What is this book about?
Broadside: A Feminist Review was a groundbreaking Canadian feminist newspaper that was published between 1979 and 1989. When Broadside first appeared, the women’s movement was becoming a vital political force across Canada, and feminist journalism thrived within the context of a burgeoning social movement. While Broadside paid attention to everything from feminists making art to street activism, during the decade it flourished it also covered mainstream culture, pop culture, peacemaking and other issues not necessarily connected to what was considered feminism at the time.

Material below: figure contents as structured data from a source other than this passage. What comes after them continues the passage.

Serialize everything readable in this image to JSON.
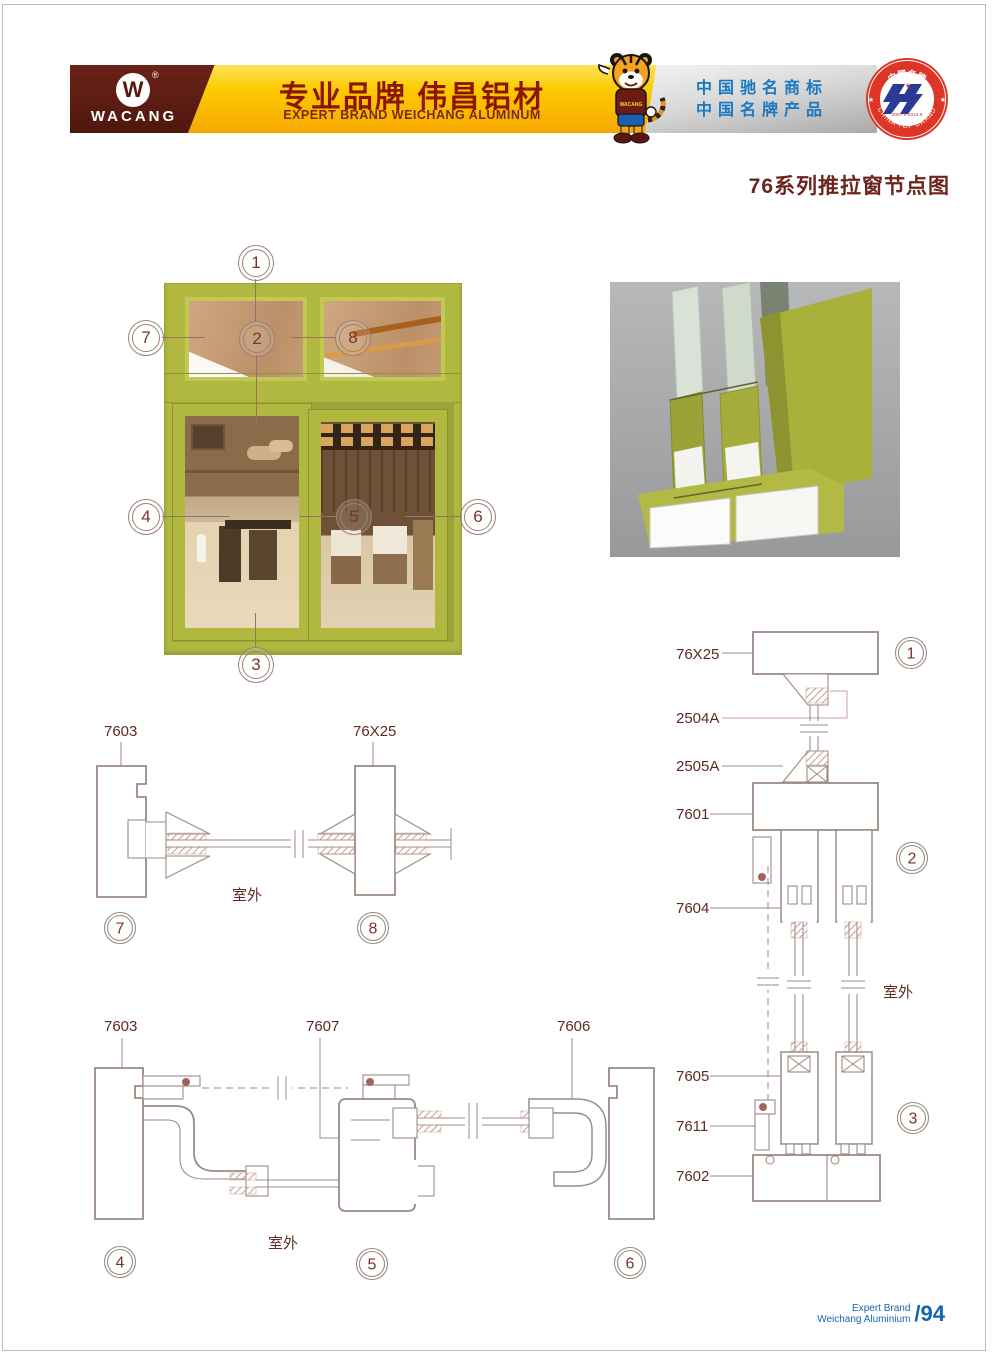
{
  "header": {
    "logo": {
      "brand": "WACANG",
      "monogram": "W",
      "registered": "®"
    },
    "banner": {
      "title_cn": "专业品牌  伟昌铝材",
      "title_en": "EXPERT BRAND WEICHANG ALUMINUM"
    },
    "accolade": {
      "line1": "中国驰名商标",
      "line2": "中国名牌产品"
    },
    "badge": {
      "top": "中国名牌",
      "bottom": "CHINA TOP BRAND",
      "years": "2007.9-2012.9"
    },
    "mascot": {
      "shirt_text": "WACANG"
    }
  },
  "page_title": "76系列推拉窗节点图",
  "diagram": {
    "outdoor_label": "室外",
    "callouts": {
      "c1": "1",
      "c2": "2",
      "c3": "3",
      "c4": "4",
      "c5": "5",
      "c6": "6",
      "c7": "7",
      "c8": "8"
    },
    "part_labels": {
      "p7603": "7603",
      "p76x25": "76X25",
      "p7607": "7607",
      "p7606": "7606",
      "p2504a": "2504A",
      "p2505a": "2505A",
      "p7601": "7601",
      "p7604": "7604",
      "p7605": "7605",
      "p7611": "7611",
      "p7602": "7602"
    }
  },
  "footer": {
    "line1": "Expert Brand",
    "line2": "Weichang Aluminium",
    "page": "/94"
  },
  "colors": {
    "accent_olive": "#b0b840",
    "brand_maroon": "#5b1f16",
    "banner_yellow": "#fccb00",
    "accolade_blue": "#1878c0",
    "badge_red": "#dd3526",
    "line_taupe": "#9c8b84",
    "label_maroon": "#5f2a22",
    "footer_blue": "#1566b0"
  }
}
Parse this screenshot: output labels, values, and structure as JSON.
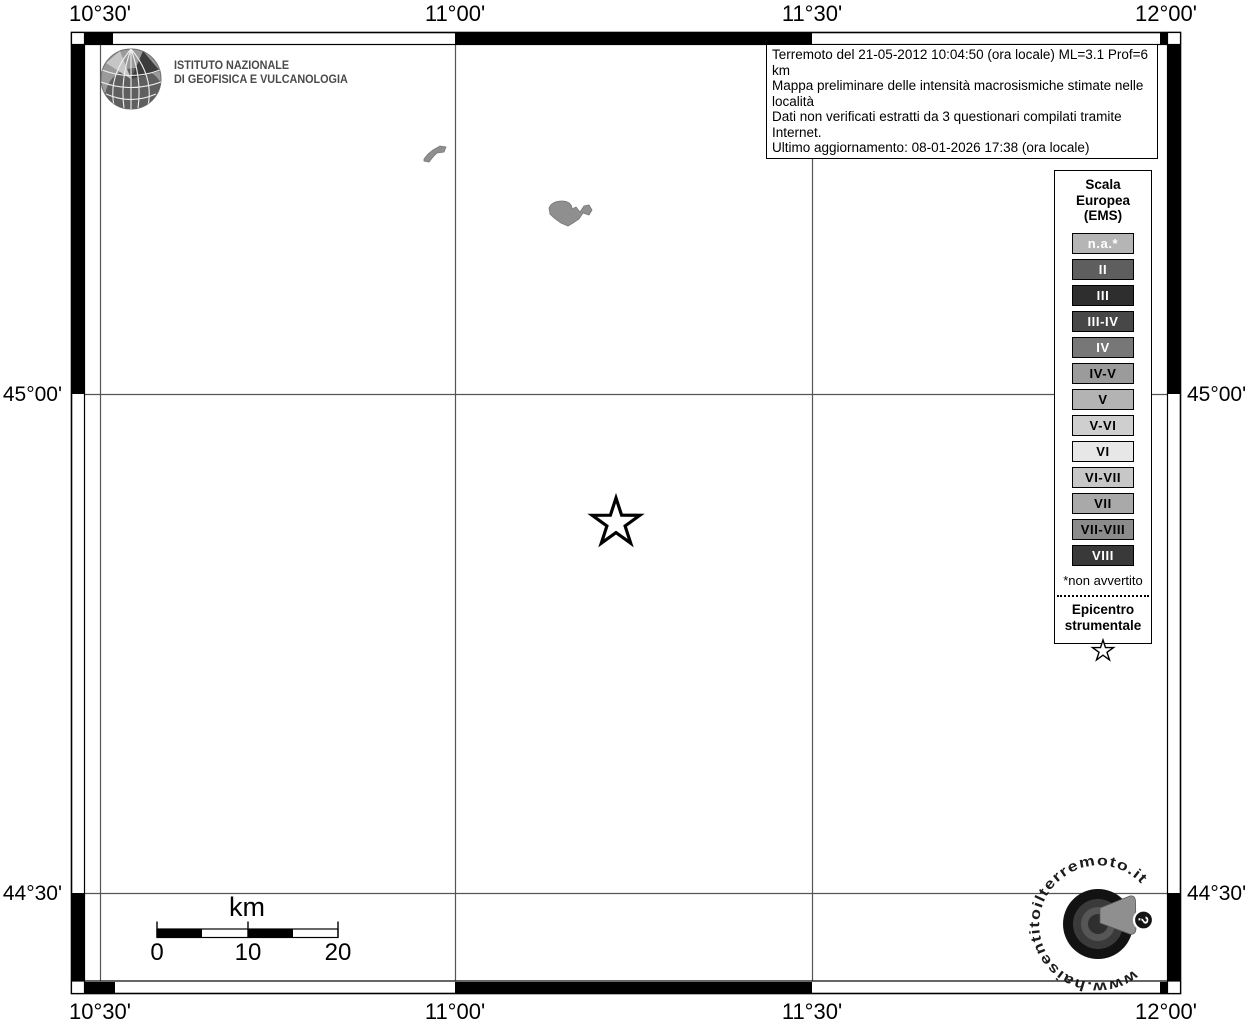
{
  "frame": {
    "top_labels": [
      "10°30'",
      "11°00'",
      "11°30'",
      "12°00'"
    ],
    "bottom_labels": [
      "10°30'",
      "11°00'",
      "11°30'",
      "12°00'"
    ],
    "left_labels": [
      "45°00'",
      "44°30'"
    ],
    "right_labels": [
      "45°00'",
      "44°30'"
    ]
  },
  "header": {
    "ingv_line1": "ISTITUTO NAZIONALE",
    "ingv_line2": "DI GEOFISICA E VULCANOLOGIA"
  },
  "info_box": {
    "line1": "Terremoto del 21-05-2012 10:04:50 (ora locale) ML=3.1 Prof=6 km",
    "line2": "Mappa preliminare delle intensità macrosismiche stimate nelle località",
    "line3": "Dati non verificati estratti da 3 questionari compilati tramite Internet.",
    "line4": "Ultimo aggiornamento: 08-01-2026 17:38 (ora locale)"
  },
  "legend": {
    "title_line1": "Scala",
    "title_line2": "Europea",
    "title_line3": "(EMS)",
    "items": [
      {
        "label": "n.a.*",
        "bg": "#b5b5b5",
        "fg": "#ffffff"
      },
      {
        "label": "II",
        "bg": "#5e5e5e",
        "fg": "#ffffff"
      },
      {
        "label": "III",
        "bg": "#2e2e2e",
        "fg": "#ffffff"
      },
      {
        "label": "III-IV",
        "bg": "#474747",
        "fg": "#ffffff"
      },
      {
        "label": "IV",
        "bg": "#777777",
        "fg": "#ffffff"
      },
      {
        "label": "IV-V",
        "bg": "#9b9b9b",
        "fg": "#000000"
      },
      {
        "label": "V",
        "bg": "#b3b3b3",
        "fg": "#000000"
      },
      {
        "label": "V-VI",
        "bg": "#cfcfcf",
        "fg": "#000000"
      },
      {
        "label": "VI",
        "bg": "#e7e7e7",
        "fg": "#000000"
      },
      {
        "label": "VI-VII",
        "bg": "#c7c7c7",
        "fg": "#000000"
      },
      {
        "label": "VII",
        "bg": "#a9a9a9",
        "fg": "#000000"
      },
      {
        "label": "VII-VIII",
        "bg": "#8b8b8b",
        "fg": "#000000"
      },
      {
        "label": "VIII",
        "bg": "#393939",
        "fg": "#ffffff"
      }
    ],
    "footnote": "*non avvertito",
    "epicenter_line1": "Epicentro",
    "epicenter_line2": "strumentale"
  },
  "scalebar": {
    "unit_label": "km",
    "tick_labels": [
      "0",
      "10",
      "20"
    ]
  },
  "watermark": {
    "site_text": "www.haisentitoilterremoto.it",
    "question_mark": "?"
  },
  "icons": {
    "epicenter": "star-outline",
    "legend_epicenter": "star-outline",
    "ingv_logo": "globe-wireframe",
    "watermark_logo": "seismograph-speaker-circle",
    "watermark_badge": "question-mark"
  },
  "colors": {
    "map_background": "#ffffff",
    "grid_line": "#555555",
    "frame_ink": "#000000",
    "lake_fill": "#8f8f8f",
    "ingv_text": "#4a4a4a"
  }
}
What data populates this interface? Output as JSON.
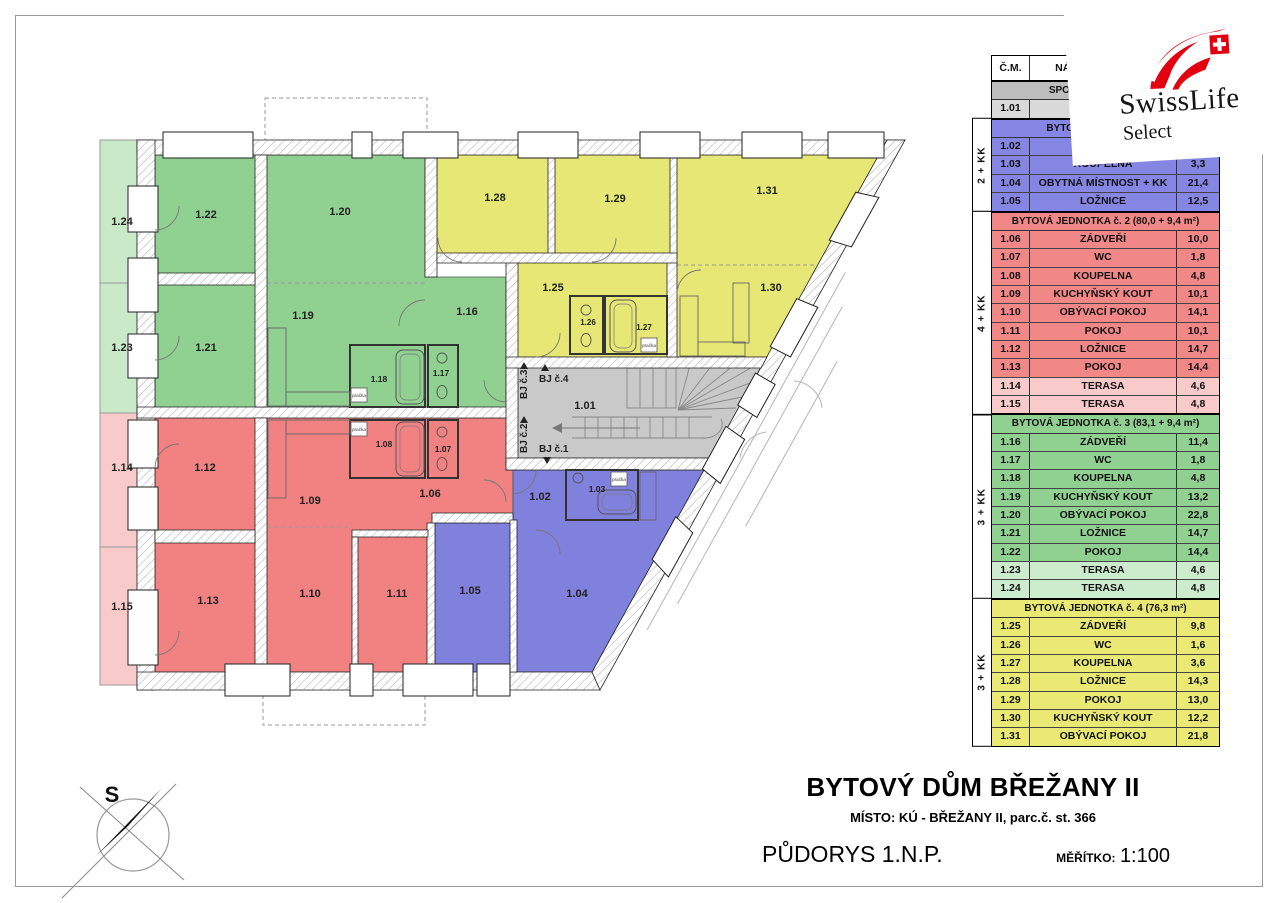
{
  "legend": {
    "columns": {
      "cm": "Č.M.",
      "name": "NÁZEV MÍSTNOSTI",
      "area": ""
    },
    "sections": [
      {
        "id": "common",
        "title": "SPOLEČNÉ PROSTORY",
        "side": "",
        "title_bg": "#bdbdbd",
        "row_bg": "#d9d9d9",
        "light_bg": "#d9d9d9",
        "rows": [
          {
            "cm": "1.01",
            "name": "CHODBA",
            "area": "",
            "light": false
          }
        ]
      },
      {
        "id": "unit-1",
        "title": "BYTOVÁ JEDNOTKA č. 1",
        "side": "2 + KK",
        "title_bg": "#8585e3",
        "row_bg": "#8585e3",
        "light_bg": "#8585e3",
        "rows": [
          {
            "cm": "1.02",
            "name": "ZÁDVEŘÍ",
            "area": "",
            "light": false
          },
          {
            "cm": "1.03",
            "name": "KOUPELNA",
            "area": "3,3",
            "light": false
          },
          {
            "cm": "1.04",
            "name": "OBYTNÁ MÍSTNOST + KK",
            "area": "21,4",
            "light": false
          },
          {
            "cm": "1.05",
            "name": "LOŽNICE",
            "area": "12,5",
            "light": false
          }
        ]
      },
      {
        "id": "unit-2",
        "title": "BYTOVÁ JEDNOTKA č. 2 (80,0 + 9,4 m²)",
        "side": "4 + KK",
        "title_bg": "#f28787",
        "row_bg": "#f28787",
        "light_bg": "#f8caca",
        "rows": [
          {
            "cm": "1.06",
            "name": "ZÁDVEŘÍ",
            "area": "10,0",
            "light": false
          },
          {
            "cm": "1.07",
            "name": "WC",
            "area": "1,8",
            "light": false
          },
          {
            "cm": "1.08",
            "name": "KOUPELNA",
            "area": "4,8",
            "light": false
          },
          {
            "cm": "1.09",
            "name": "KUCHYŇSKÝ KOUT",
            "area": "10,1",
            "light": false
          },
          {
            "cm": "1.10",
            "name": "OBÝVACÍ POKOJ",
            "area": "14,1",
            "light": false
          },
          {
            "cm": "1.11",
            "name": "POKOJ",
            "area": "10,1",
            "light": false
          },
          {
            "cm": "1.12",
            "name": "LOŽNICE",
            "area": "14,7",
            "light": false
          },
          {
            "cm": "1.13",
            "name": "POKOJ",
            "area": "14,4",
            "light": false
          },
          {
            "cm": "1.14",
            "name": "TERASA",
            "area": "4,6",
            "light": true
          },
          {
            "cm": "1.15",
            "name": "TERASA",
            "area": "4,8",
            "light": true
          }
        ]
      },
      {
        "id": "unit-3",
        "title": "BYTOVÁ JEDNOTKA č. 3 (83,1 + 9,4 m²)",
        "side": "3 + KK",
        "title_bg": "#90d191",
        "row_bg": "#90d191",
        "light_bg": "#cdeccd",
        "rows": [
          {
            "cm": "1.16",
            "name": "ZÁDVEŘÍ",
            "area": "11,4",
            "light": false
          },
          {
            "cm": "1.17",
            "name": "WC",
            "area": "1,8",
            "light": false
          },
          {
            "cm": "1.18",
            "name": "KOUPELNA",
            "area": "4,8",
            "light": false
          },
          {
            "cm": "1.19",
            "name": "KUCHYŇSKÝ KOUT",
            "area": "13,2",
            "light": false
          },
          {
            "cm": "1.20",
            "name": "OBÝVACÍ POKOJ",
            "area": "22,8",
            "light": false
          },
          {
            "cm": "1.21",
            "name": "LOŽNICE",
            "area": "14,7",
            "light": false
          },
          {
            "cm": "1.22",
            "name": "POKOJ",
            "area": "14,4",
            "light": false
          },
          {
            "cm": "1.23",
            "name": "TERASA",
            "area": "4,6",
            "light": true
          },
          {
            "cm": "1.24",
            "name": "TERASA",
            "area": "4,8",
            "light": true
          }
        ]
      },
      {
        "id": "unit-4",
        "title": "BYTOVÁ JEDNOTKA č. 4 (76,3 m²)",
        "side": "3 + KK",
        "title_bg": "#e9e973",
        "row_bg": "#e9e973",
        "light_bg": "#e9e973",
        "rows": [
          {
            "cm": "1.25",
            "name": "ZÁDVEŘÍ",
            "area": "9,8",
            "light": false
          },
          {
            "cm": "1.26",
            "name": "WC",
            "area": "1,6",
            "light": false
          },
          {
            "cm": "1.27",
            "name": "KOUPELNA",
            "area": "3,6",
            "light": false
          },
          {
            "cm": "1.28",
            "name": "LOŽNICE",
            "area": "14,3",
            "light": false
          },
          {
            "cm": "1.29",
            "name": "POKOJ",
            "area": "13,0",
            "light": false
          },
          {
            "cm": "1.30",
            "name": "KUCHYŇSKÝ KOUT",
            "area": "12,2",
            "light": false
          },
          {
            "cm": "1.31",
            "name": "OBÝVACÍ POKOJ",
            "area": "21,8",
            "light": false
          }
        ]
      }
    ]
  },
  "plan": {
    "room_labels": [
      "1.01",
      "1.02",
      "1.03",
      "1.04",
      "1.05",
      "1.06",
      "1.07",
      "1.08",
      "1.09",
      "1.10",
      "1.11",
      "1.12",
      "1.13",
      "1.14",
      "1.15",
      "1.16",
      "1.17",
      "1.18",
      "1.19",
      "1.20",
      "1.21",
      "1.22",
      "1.23",
      "1.24",
      "1.25",
      "1.26",
      "1.27",
      "1.28",
      "1.29",
      "1.30",
      "1.31"
    ],
    "entrances": [
      {
        "label": "BJ č.1",
        "dir": "down"
      },
      {
        "label": "BJ č.2",
        "dir": "up"
      },
      {
        "label": "BJ č.3",
        "dir": "up"
      },
      {
        "label": "BJ č.4",
        "dir": "up"
      }
    ],
    "washer_label": "pračka",
    "colors": {
      "unit1": "#8080dd",
      "unit2": "#f28282",
      "unit3": "#90d091",
      "unit4": "#e7e775",
      "common": "#c9c9c9",
      "terrace_green": "#c9e9c9",
      "terrace_red": "#f8caca"
    }
  },
  "logo": {
    "brand": "SwissLife",
    "product": "Select",
    "flag_color": "#e3000f"
  },
  "titleblock": {
    "project": "BYTOVÝ DŮM BŘEŽANY II",
    "location": "MÍSTO: KÚ - BŘEŽANY II, parc.č. st. 366",
    "drawing": "PŮDORYS 1.N.P.",
    "scale_label": "MĚŘÍTKO:",
    "scale_value": "1:100",
    "compass_letter": "S"
  }
}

At the same time, Broadside helped reinvent journalism to make room for a feminist voice. It uncovered the work of female artists who otherwise would never have been given much attention, and it developed challenging and risky new ideas, all the while participating in the day-to-day organizing of a grassroots movement. Broadside came into being at a time when the women’s movement was peaking and books, newspapers and magazines had become essential for spreading feminism’s groundbreaking ideas. It practiced advocacy journalism, promoted feminist events and eventually became a written history of the women’s movement.
Inside Broadside looks at the impact of Broadside on the lives of both the women who participated in its creation and the women who read one or all of the ninety-six issues that were produced over the decade. The book explores the issues and events, the conflicts and controversies, and the debates and discoveries of feminist theory and activism that formed the context and content of that most exciting decade, the 1980s, and of the newspaper itself.